The three-year “Intersections” project, coordinated by Francesca Iannelli, Francesco Campana and Gabriele Tomasi at IISG in Villa Sciarra (Rome, Italy), is structured as follows:

the first year (2023-24) will be devoted to the “real museum” and first and foremost to the analysis and critical evaluation of the most important museum concepts elaborated in early 19th century Germany. In this sense essential will be a reflection on the “Museumsstreit” that accompanied the design of the Altes Museum in Berlin until its opening in 1830. An attempt will then be made to consider additional museum conceptions in early nineteenth-century Germany, such as the Glyptothek in Munich.

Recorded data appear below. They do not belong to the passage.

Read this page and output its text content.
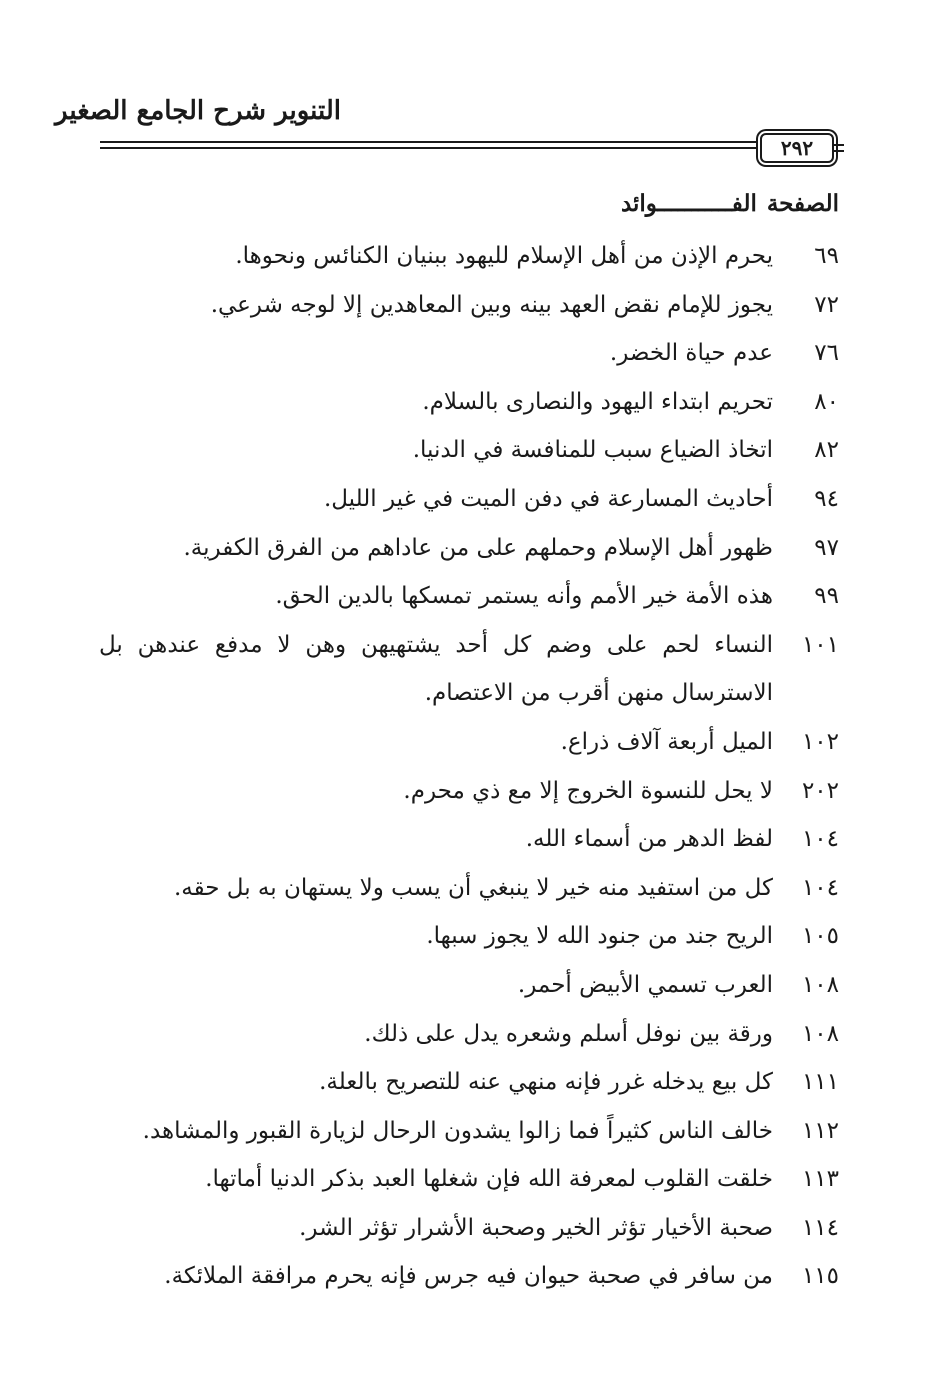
التنوير شرح الجامع الصغير
٢٩٢
الصفحةالفـــــــــــوائد
٦٩
يحرم الإذن من أهل الإسلام لليهود ببنيان الكنائس ونحوها.
٧٢
يجوز للإمام نقض العهد بينه وبين المعاهدين إلا لوجه شرعي.
٧٦
عدم حياة الخضر.
٨٠
تحريم ابتداء اليهود والنصارى بالسلام.
٨٢
اتخاذ الضياع سبب للمنافسة في الدنيا.
٩٤
أحاديث المسارعة في دفن الميت في غير الليل.
٩٧
ظهور أهل الإسلام وحملهم على من عاداهم من الفرق الكفرية.
٩٩
هذه الأمة خير الأمم وأنه يستمر تمسكها بالدين الحق.
١٠١
النساء لحم على وضم كل أحد يشتهيهن وهن لا مدفع عندهن بل الاسترسال منهن أقرب من الاعتصام.
١٠٢
الميل أربعة آلاف ذراع.
٢٠٢
لا يحل للنسوة الخروج إلا مع ذي محرم.
١٠٤
لفظ الدهر من أسماء الله.
١٠٤
كل من استفيد منه خير لا ينبغي أن يسب ولا يستهان به بل حقه.
١٠٥
الريح جند من جنود الله لا يجوز سبها.
١٠٨
العرب تسمي الأبيض أحمر.
١٠٨
ورقة بين نوفل أسلم وشعره يدل على ذلك.
١١١
كل بيع يدخله غرر فإنه منهي عنه للتصريح بالعلة.
١١٢
خالف الناس كثيراً فما زالوا يشدون الرحال لزيارة القبور والمشاهد.
١١٣
خلقت القلوب لمعرفة الله فإن شغلها العبد بذكر الدنيا أماتها.
١١٤
صحبة الأخيار تؤثر الخير وصحبة الأشرار تؤثر الشر.
١١٥
من سافر في صحبة حيوان فيه جرس فإنه يحرم مرافقة الملائكة.
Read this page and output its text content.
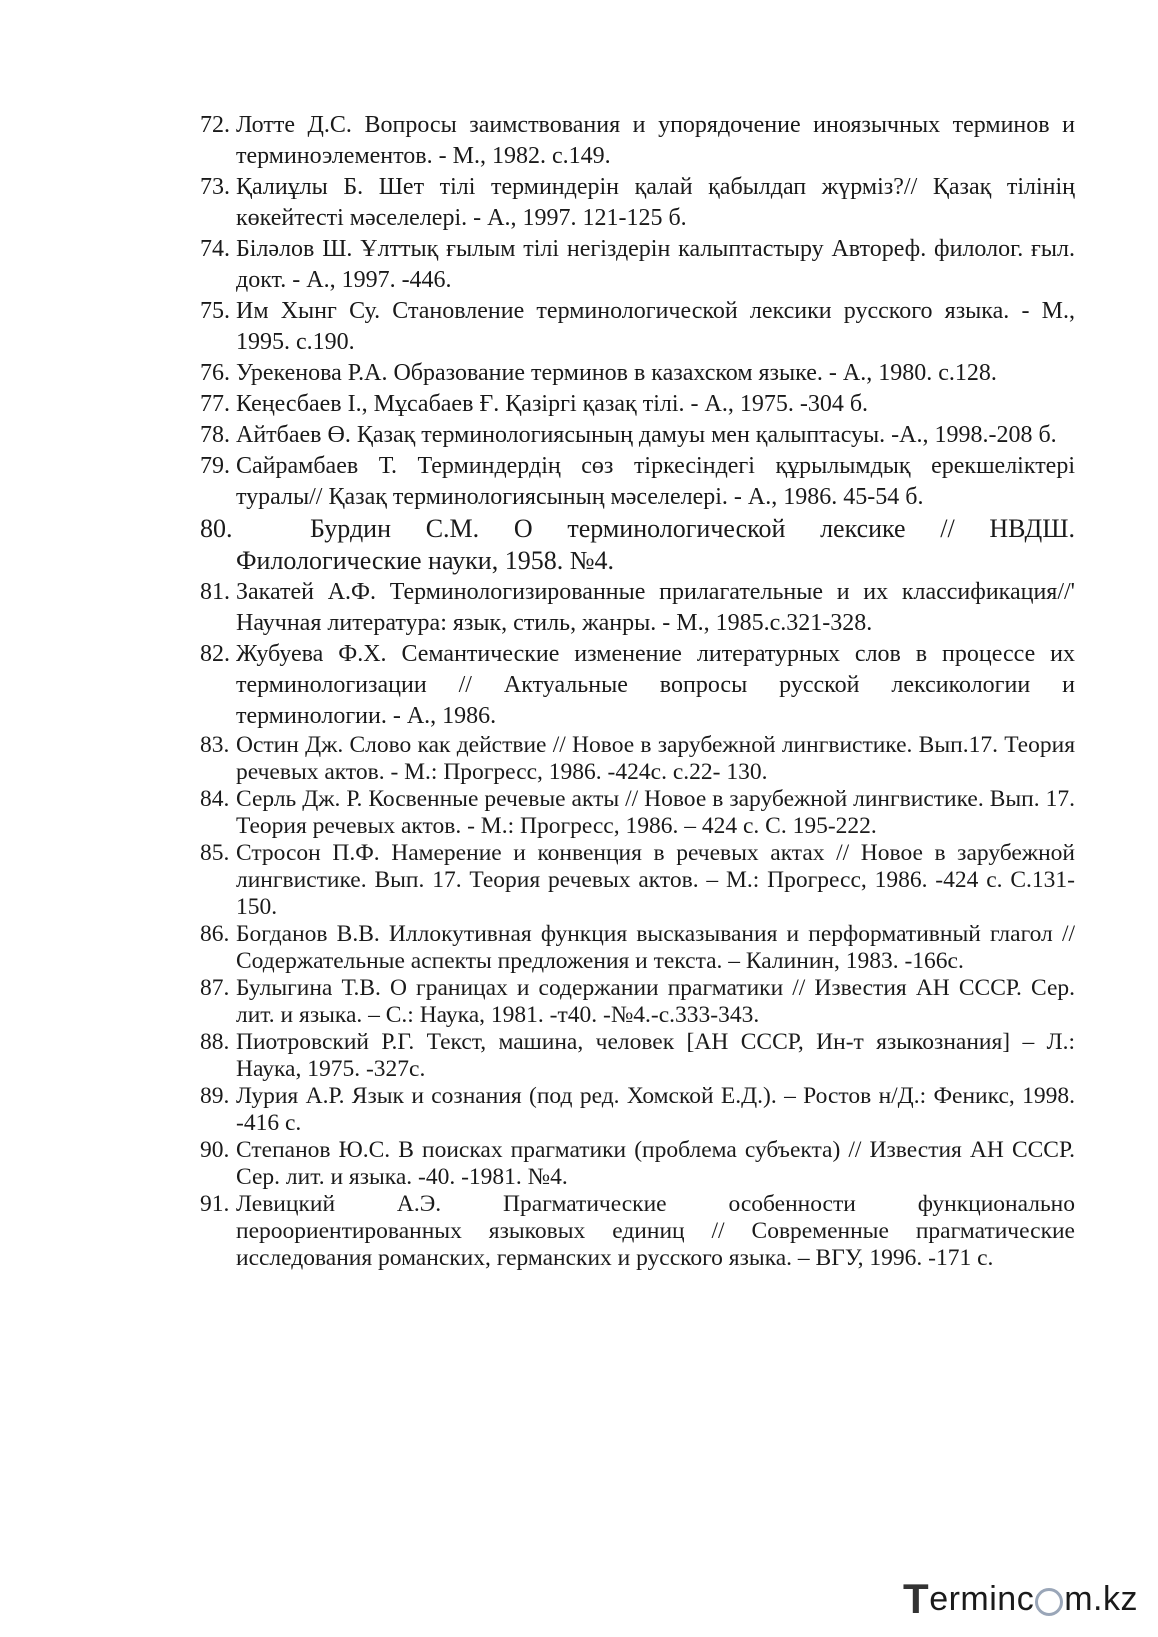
72. Лотте Д.С. Вопросы заимствования и упорядочение иноязычных терминов и терминоэлементов. - М., 1982. с.149.
73. Қалиұлы Б. Шет тілі терминдерін қалай қабылдап жүрміз?// Қазақ тілінің көкейтесті мәселелері. - А., 1997. 121-125 б.
74. Біләлов Ш. Ұлттық ғылым тілі негіздерін калыптастыру Автореф. филолог. ғыл. докт. - А., 1997. -446.
75. Им Хынг Су. Становление терминологической лексики русского языка. - М., 1995. с.190.
76. Урекенова Р.А. Образование терминов в казахском языке. - А., 1980. с.128.
77. Кеңесбаев І., Мұсабаев Ғ. Қазіргі қазақ тілі. - А., 1975. -304 б.
78. Айтбаев Ө. Қазақ терминологиясының дамуы мен қалыптасуы. -А., 1998.-208 б.
79. Сайрамбаев Т. Терминдердің сөз тіркесіндегі құрылымдық ерекшеліктері туралы// Қазақ терминологиясының мәселелері. - А., 1986. 45-54 б.
80.	Бурдин С.М. О терминологической лексике // НВДШ. Филологические науки, 1958. №4.
81. Закатей А.Ф. Терминологизированные прилагательные и их классификация//' Научная литература: язык, стиль, жанры. - М., 1985.с.321-328.
82. Жубуева Ф.Х. Семантические изменение литературных слов в процессе их терминологизации // Актуальные вопросы русской лексикологии и терминологии. - А., 1986.
83. Остин Дж. Слово как действие // Новое в зарубежной лингвистике. Вып.17. Теория речевых актов. - М.: Прогресс, 1986. -424с. с.22- 130.
84. Серль Дж. Р. Косвенные речевые акты // Новое в зарубежной лингвистике. Вып. 17. Теория речевых актов. - М.: Прогресс, 1986. – 424 с. С. 195-222.
85. Стросон П.Ф. Намерение и конвенция в речевых актах // Новое в зарубежной лингвистике. Вып. 17. Теория речевых актов. – М.: Прогресс, 1986. -424 с. С.131-150.
86. Богданов В.В. Иллокутивная функция высказывания и перформативный глагол // Содержательные аспекты предложения и текста. – Калинин, 1983. -166с.
87. Булыгина Т.В. О границах и содержании прагматики // Известия АН СССР. Сер. лит. и языка. – С.: Наука, 1981. -т40. -№4.-с.333-343.
88. Пиотровский Р.Г. Текст, машина, человек [АН СССР, Ин-т языкознания] – Л.: Наука, 1975. -327с.
89. Лурия А.Р. Язык и сознания (под ред. Хомской Е.Д.). – Ростов н/Д.: Феникс, 1998. -416 с.
90. Степанов Ю.С. В поисках прагматики (проблема субъекта) // Известия АН СССР. Сер. лит. и языка. -40. -1981. №4.
91. Левицкий А.Э. Прагматические особенности функционально пероориентированных языковых единиц // Современные прагматические исследования романских, германских и русского языка. – ВГУ, 1996. -171 с.
T ermin c m.kz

Of such theoretical/design elaborations, the relevance for the contemporary museum will then be assessed, finally reflecting on the different ways of understanding the museum institution between the real and the virtual in our times.

In the second year (2024-25) we will focus on (a) reconstructing Hegel’s direct and indirect influence on this debate, both through personal contacts with Museumsstreit referents (e.g., with Hirt, Waagen, von Rumohr) and through his legendary Berlin Lectures on Aesthetics; (b) tracing in Hegel’s philosophy of art a conception of the museum; and (c) mapping the museum institutions visited by Hegel.

This material will finally feed into the third year (2025-26) of the Intersections project in the ‘virtual museum’ of Hegel’s Aesthetics, called the “Hegelian Intersection Museum”.